Os advogados continuaram: “Entretanto, malgrado o gigantesco e indelével sofrimento, não se tornou uma pessoa amarga ou descrente nas pessoas. Sem perder a fé, e de forma extremamente humilde e ponderada, entendeu que, por algum desígnio superior, há de se submeter ao destino que se coloca diante de si, a fim provar a sua inocência”.

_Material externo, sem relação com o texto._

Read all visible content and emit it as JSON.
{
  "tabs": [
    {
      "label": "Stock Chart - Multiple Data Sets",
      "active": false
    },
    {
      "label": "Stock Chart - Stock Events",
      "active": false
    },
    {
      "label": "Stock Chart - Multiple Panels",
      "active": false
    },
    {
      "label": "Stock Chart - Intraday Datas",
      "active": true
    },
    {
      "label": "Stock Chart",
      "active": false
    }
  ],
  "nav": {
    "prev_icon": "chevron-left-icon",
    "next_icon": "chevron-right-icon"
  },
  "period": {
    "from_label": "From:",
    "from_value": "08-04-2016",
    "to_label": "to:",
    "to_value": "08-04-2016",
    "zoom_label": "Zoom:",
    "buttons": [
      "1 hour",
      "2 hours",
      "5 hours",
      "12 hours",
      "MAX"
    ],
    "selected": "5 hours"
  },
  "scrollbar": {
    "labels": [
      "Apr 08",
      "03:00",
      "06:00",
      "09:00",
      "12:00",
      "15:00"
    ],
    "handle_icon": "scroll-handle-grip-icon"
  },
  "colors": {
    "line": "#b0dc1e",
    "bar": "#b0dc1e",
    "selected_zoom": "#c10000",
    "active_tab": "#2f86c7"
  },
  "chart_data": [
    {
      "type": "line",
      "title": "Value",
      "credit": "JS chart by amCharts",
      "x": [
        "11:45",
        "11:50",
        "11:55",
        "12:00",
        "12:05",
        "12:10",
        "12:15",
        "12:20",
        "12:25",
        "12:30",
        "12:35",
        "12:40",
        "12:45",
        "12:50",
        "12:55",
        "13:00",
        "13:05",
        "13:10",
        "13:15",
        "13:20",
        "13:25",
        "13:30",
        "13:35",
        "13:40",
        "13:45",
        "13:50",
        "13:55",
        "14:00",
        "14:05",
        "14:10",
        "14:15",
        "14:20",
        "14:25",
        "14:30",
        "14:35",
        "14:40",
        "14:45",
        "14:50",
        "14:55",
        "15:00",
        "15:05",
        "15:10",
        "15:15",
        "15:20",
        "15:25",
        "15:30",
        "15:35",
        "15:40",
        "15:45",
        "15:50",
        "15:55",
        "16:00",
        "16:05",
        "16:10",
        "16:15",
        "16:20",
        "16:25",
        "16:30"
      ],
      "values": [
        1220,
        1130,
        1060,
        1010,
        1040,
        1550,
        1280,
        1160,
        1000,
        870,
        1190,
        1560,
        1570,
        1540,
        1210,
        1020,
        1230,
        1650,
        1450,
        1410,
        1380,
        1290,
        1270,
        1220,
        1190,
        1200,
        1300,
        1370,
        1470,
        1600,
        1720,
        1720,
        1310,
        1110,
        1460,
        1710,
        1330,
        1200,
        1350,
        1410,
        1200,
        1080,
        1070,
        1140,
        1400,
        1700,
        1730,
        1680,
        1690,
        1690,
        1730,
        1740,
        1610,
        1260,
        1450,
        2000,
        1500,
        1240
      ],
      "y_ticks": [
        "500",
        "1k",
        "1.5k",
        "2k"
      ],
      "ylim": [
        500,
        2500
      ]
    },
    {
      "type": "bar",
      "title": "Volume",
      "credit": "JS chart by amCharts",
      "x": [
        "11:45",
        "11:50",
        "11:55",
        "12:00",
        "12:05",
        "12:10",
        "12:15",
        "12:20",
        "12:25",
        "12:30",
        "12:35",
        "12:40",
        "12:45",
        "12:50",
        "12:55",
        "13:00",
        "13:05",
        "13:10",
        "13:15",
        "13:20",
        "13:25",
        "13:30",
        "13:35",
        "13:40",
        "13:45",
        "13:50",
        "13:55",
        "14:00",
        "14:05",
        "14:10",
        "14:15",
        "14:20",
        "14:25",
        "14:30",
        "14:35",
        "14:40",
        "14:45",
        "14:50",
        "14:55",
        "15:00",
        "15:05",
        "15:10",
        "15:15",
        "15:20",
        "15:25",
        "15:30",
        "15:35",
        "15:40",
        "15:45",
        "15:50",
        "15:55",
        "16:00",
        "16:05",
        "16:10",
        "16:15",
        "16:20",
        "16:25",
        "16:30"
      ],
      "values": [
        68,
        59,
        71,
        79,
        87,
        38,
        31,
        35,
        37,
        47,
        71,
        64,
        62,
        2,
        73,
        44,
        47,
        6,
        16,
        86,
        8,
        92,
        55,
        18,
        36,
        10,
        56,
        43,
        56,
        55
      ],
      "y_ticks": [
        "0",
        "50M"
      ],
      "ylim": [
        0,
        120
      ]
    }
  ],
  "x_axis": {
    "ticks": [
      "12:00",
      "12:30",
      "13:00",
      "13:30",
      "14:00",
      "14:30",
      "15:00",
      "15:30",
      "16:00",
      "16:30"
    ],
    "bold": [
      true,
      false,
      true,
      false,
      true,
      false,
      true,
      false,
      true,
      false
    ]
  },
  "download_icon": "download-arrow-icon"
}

Na decisão, o desembargador Joaquim Domingos de Almeida Neto escreveu em seu voto: “Rechaço a alegação de insuficiência da defesa anterior, porque exercida em sua plenitude, mas concedo parcialmente a ordem para determinar que se faça a oitiva em audiência do perito e dos assistentes técnicos, com posterior interrogatório dos acusados, facultado às defesas, caso entendem necessário, prazo dilatório de cinco dias entre os dois atos”.

Na mesma sessão, os desembargadores 7ª Câmara negaram a suspeição da juíza Elizabeth Machado Louro, por suposta imparcialidade alegada pelos advogados: “Não se confunda imparcialidade com neutralidade. A primeira, repita-se, diz respeito à postura suprapartes. A segunda é um conceito moral, impossível se ser alcançado, já que o juiz é, como ensina Aury, um ser-no-mundo, e o ato de julgar reflete um sentimento, uma eleição de significados válidos na norma e das teses apresentadas. Forte nessas razões, não se desincumbindo o excipiente do ônus de provar suas alegações, voto no sentido de julgar improcedente a exceção de suspeição manejada em face da juíza.”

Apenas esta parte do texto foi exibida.